Ich gebe es zu, ich schreibe an diesem Beitrag schon ein bisschen länger, habe ihn frühzeitig begonnen, damit am Ende auch etwas dem Anlass entsprechendes herauskommt. Ob das gelungen ist, kann ich selbst natürlich am allerwenigsten beurteilen, aber es soll zumindest der Versuch sein, der Bedeutung von Weihnachten nahezukommen. Die Bedeutung von Weihnachten was ist das eigentlich?
In manchen Filmen hört man, dass die Bedeutung von Weihnachten darin liege, dass man sich der Familie und Freunden zuwendet, an notwendige Barmherzigkeit und Vergebung erinnert wird und daran, wie wichtig es ist, den anderen zu lieben. Auch in vielen Weihnachtsgeschichten, ob in Buchform oder Film fällt auf, dass dort diese natürlich gute und richtige Botschaft ohne zwingenden christlichen Bezug beschrieben wird: das Weihnachtsfest als Fest des Friedens, der Vergebung und der Liebe oder das Fest der Kinder! Da gibt es sicher schlechtere Beschreibungen, wie das Fest der Geschenke …. Natürlich ist auch richtig, dass man seine Liebe zu den anderen auch in Geschenken ausdrücken kann, aber wir hier sind uns wohl einig, dass das nicht eine erschöpfende Beschreibung sein kann. Und dass Kinder zu Weihnachten verstärkt in unser Blickfeld rücken ist sicher auch nichts Schlechtes aber Weihnachten als Fest des Kindes, was tun dann Menschen ohne Kinder?
Weihnachten bedeutet für jeden etwas anderes ist auch eine beliebte Aussage in gewisser Weise aber auch ein Totschlagargument gegen verbindliche Beschreibungen des Weihnachtsfestes.
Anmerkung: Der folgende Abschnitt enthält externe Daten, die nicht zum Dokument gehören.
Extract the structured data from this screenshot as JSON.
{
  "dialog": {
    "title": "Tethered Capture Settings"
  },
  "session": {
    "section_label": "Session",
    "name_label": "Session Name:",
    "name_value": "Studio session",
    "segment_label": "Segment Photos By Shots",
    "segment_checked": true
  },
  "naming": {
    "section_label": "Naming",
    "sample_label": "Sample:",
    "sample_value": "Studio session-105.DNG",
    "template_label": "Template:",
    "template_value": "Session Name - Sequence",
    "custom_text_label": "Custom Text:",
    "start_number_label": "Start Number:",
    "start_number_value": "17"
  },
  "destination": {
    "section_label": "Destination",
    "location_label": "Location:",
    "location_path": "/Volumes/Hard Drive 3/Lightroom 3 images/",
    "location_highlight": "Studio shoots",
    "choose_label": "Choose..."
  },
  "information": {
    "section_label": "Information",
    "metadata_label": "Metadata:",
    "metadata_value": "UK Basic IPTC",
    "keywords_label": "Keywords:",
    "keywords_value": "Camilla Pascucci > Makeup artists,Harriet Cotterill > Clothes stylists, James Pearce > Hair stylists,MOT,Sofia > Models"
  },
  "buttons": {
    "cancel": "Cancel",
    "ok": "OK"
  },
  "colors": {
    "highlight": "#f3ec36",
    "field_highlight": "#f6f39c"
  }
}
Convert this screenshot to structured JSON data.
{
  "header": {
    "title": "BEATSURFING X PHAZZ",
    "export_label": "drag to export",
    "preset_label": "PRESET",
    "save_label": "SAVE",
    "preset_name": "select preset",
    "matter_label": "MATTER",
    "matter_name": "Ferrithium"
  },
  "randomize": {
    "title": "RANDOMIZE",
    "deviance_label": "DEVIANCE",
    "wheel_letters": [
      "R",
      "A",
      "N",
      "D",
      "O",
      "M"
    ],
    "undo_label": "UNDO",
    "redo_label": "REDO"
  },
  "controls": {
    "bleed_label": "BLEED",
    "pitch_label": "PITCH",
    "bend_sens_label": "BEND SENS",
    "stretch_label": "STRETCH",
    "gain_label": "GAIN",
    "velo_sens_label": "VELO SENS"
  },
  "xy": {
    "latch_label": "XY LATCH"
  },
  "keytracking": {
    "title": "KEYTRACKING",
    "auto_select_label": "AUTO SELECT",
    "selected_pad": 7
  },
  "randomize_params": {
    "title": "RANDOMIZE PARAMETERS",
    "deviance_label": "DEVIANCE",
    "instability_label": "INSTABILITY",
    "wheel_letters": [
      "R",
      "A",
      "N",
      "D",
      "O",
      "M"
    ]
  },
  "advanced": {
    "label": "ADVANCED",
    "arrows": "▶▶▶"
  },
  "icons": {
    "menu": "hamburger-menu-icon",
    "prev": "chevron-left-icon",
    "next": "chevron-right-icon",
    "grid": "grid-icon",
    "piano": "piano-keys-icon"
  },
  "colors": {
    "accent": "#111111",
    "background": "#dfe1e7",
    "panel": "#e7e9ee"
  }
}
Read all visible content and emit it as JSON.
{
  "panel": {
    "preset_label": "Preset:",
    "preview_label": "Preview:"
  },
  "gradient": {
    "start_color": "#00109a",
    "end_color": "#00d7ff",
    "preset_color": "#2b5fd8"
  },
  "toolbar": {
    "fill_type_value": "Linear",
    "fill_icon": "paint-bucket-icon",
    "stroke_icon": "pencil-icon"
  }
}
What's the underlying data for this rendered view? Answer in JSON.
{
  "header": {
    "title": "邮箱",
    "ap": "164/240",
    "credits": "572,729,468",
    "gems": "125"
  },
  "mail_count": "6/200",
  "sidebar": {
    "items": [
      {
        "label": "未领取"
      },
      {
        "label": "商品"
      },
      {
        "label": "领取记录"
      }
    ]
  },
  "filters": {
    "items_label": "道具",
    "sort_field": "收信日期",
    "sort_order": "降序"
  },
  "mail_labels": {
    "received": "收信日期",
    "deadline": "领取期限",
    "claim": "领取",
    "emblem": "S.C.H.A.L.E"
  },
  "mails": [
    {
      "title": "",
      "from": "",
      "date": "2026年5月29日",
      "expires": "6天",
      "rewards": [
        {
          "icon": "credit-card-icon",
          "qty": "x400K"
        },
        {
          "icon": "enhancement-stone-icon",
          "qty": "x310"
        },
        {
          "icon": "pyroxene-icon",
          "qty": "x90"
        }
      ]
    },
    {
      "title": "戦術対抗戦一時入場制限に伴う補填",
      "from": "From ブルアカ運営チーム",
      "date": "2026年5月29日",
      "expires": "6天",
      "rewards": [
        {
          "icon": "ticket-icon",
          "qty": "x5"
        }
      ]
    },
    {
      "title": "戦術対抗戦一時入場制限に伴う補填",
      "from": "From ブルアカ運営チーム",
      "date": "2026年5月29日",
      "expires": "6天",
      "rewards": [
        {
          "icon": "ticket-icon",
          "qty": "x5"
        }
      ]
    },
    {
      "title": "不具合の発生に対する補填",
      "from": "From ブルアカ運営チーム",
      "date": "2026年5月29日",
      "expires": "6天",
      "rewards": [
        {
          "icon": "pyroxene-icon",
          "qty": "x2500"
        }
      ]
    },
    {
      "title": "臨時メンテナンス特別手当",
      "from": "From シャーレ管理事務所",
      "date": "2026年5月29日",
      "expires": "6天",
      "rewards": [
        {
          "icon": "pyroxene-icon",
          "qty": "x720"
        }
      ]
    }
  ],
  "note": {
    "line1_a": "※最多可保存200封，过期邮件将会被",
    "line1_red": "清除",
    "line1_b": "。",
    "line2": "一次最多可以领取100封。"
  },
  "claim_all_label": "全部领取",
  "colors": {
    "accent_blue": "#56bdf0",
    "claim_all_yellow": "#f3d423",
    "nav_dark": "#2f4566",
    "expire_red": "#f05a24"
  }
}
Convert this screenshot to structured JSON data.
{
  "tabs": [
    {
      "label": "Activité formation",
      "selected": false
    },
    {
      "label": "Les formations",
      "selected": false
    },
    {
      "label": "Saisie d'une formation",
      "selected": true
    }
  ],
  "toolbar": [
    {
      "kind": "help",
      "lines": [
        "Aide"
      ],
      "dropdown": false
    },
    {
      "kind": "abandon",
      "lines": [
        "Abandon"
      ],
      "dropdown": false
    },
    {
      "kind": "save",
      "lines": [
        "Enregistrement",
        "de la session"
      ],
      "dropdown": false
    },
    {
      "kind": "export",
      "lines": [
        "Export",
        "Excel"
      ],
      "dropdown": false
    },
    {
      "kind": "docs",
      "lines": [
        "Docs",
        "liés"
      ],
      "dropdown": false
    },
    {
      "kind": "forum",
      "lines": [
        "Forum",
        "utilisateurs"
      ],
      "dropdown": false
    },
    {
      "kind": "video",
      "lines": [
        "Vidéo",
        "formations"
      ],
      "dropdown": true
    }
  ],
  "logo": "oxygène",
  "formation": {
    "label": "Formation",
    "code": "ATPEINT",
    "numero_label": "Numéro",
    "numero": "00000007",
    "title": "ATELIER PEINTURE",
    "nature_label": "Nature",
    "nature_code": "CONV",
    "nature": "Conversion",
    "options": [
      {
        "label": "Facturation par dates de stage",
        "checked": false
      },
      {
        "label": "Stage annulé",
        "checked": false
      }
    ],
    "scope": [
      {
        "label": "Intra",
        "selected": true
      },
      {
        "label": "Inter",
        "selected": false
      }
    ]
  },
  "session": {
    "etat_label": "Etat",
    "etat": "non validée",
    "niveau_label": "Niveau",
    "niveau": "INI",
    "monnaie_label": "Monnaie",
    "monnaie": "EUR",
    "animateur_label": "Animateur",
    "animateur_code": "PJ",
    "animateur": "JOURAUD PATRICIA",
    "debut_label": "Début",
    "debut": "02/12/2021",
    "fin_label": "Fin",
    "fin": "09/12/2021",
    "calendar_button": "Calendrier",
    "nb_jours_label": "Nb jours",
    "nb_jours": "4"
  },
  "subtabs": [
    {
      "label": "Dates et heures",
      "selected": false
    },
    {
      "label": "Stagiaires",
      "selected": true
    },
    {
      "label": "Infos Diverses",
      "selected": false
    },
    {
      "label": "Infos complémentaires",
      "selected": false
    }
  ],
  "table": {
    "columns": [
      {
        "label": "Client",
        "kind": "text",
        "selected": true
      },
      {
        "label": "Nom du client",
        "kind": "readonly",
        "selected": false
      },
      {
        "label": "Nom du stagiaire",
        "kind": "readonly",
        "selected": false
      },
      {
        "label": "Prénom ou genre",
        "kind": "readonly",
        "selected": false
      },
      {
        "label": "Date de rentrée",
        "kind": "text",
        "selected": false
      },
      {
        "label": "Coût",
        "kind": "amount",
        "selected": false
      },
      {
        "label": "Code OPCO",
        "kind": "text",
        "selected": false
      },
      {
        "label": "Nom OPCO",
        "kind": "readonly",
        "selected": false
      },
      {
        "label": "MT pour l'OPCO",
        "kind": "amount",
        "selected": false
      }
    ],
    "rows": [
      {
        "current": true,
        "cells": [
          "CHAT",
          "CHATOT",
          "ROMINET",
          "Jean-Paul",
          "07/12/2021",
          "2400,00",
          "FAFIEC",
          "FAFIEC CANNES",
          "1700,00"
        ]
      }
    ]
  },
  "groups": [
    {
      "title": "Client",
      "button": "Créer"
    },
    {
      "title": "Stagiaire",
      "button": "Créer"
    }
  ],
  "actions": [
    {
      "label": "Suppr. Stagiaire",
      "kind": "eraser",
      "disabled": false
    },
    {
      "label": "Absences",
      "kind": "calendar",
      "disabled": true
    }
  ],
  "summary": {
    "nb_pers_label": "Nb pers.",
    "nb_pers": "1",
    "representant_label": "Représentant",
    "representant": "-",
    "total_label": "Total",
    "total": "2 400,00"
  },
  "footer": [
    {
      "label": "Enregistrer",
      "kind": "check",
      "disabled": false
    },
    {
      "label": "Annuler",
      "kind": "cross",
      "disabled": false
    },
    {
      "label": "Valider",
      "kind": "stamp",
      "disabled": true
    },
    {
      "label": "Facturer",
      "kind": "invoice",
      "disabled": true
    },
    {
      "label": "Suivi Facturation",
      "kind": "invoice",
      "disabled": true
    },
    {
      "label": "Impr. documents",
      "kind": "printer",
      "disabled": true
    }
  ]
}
Gerade in diesen Tagen ging durch die Presse, dass die den EU-Parlamentarierern zur Verfügung gestellten „Grußkarten“ zu Weihnachten allesam ohne christliches Motiv oder christlichen Bezug erstellt wurden – „Seasons Greetings“ heißt das im englischen und soll wohl das nicht totzukriegende Thema Weihnachten von der wahren Bedeutung für über 2 Milliarden Christen auf der Welt lösen. In falsch verstandender Rücksichtnahme auf andere Religionen und Weltanschauungen (wer zwingt einen Moslem, Buddhisten, Atheisten etc. denn Weihnachtskarten zu versenden?) schleift man damit die Grundlagen des mitteleuropäischen Wertesystems.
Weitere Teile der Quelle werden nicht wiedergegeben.